In 2004, Lorber was elected to the Academy of Distinguished Educators in Medicine and in 2005 the alumni association of the Temple University School of Medicine presented him with its Honored Professor Award. In 2012 he was named outstanding senior educator by Temple's department of medicine. In 2013 the American College of Physicians presented Lorber with its distinguished teaching award. In 2018 the Association of American Medical Colleges gave him its Distinguished Teacher Award.

Lorber received the Alexander Fleming Lifetime Achievement Award from the Infectious Diseases Society of America (2003) granted "in recognition of a career that reflects major contributions to the acquisition and dissemination of knowledge about infectious diseases." In 2003 he received the Clinical Practice Award of the Pennsylvania Chapter of the American College of Physicians.
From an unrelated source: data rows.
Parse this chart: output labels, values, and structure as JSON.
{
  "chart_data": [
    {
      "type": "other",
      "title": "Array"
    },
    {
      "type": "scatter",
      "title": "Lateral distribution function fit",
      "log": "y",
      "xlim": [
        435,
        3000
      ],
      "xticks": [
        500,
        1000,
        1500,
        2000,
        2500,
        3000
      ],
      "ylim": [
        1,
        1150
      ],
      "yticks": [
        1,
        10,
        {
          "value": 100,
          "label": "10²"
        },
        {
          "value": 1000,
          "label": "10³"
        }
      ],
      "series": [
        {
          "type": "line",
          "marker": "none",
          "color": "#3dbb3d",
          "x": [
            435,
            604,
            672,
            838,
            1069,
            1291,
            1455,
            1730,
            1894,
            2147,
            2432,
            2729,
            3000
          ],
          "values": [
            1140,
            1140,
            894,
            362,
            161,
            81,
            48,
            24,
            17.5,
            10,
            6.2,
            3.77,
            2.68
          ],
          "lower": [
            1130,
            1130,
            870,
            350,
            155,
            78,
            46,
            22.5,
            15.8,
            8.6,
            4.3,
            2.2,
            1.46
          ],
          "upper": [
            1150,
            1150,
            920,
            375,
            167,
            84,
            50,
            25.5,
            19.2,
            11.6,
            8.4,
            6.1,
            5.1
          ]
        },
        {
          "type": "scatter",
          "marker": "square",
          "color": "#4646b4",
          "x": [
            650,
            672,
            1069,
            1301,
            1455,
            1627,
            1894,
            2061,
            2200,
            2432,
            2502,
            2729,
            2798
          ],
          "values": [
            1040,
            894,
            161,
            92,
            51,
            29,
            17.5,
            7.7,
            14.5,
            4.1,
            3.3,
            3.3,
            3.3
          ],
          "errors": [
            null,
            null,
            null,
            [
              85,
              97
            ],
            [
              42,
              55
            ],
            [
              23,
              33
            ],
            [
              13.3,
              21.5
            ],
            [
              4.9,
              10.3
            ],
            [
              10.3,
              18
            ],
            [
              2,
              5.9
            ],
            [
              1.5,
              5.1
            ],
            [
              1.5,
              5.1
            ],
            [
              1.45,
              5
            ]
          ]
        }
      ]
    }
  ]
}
In 2016 he received a Lifetime Achievement Award from the Anaerobe Society of the Americas at their biennial meeting held in Nashville.

Lorber was given an honorary doctorate of science by Swarthmore College in 1996.

== Personal life ==
Lorber is a professional artist. In an article published in 2015 he wrote that the visual intelligence required of an artist was useful in clinical work, especially in solving diagnostic challenges.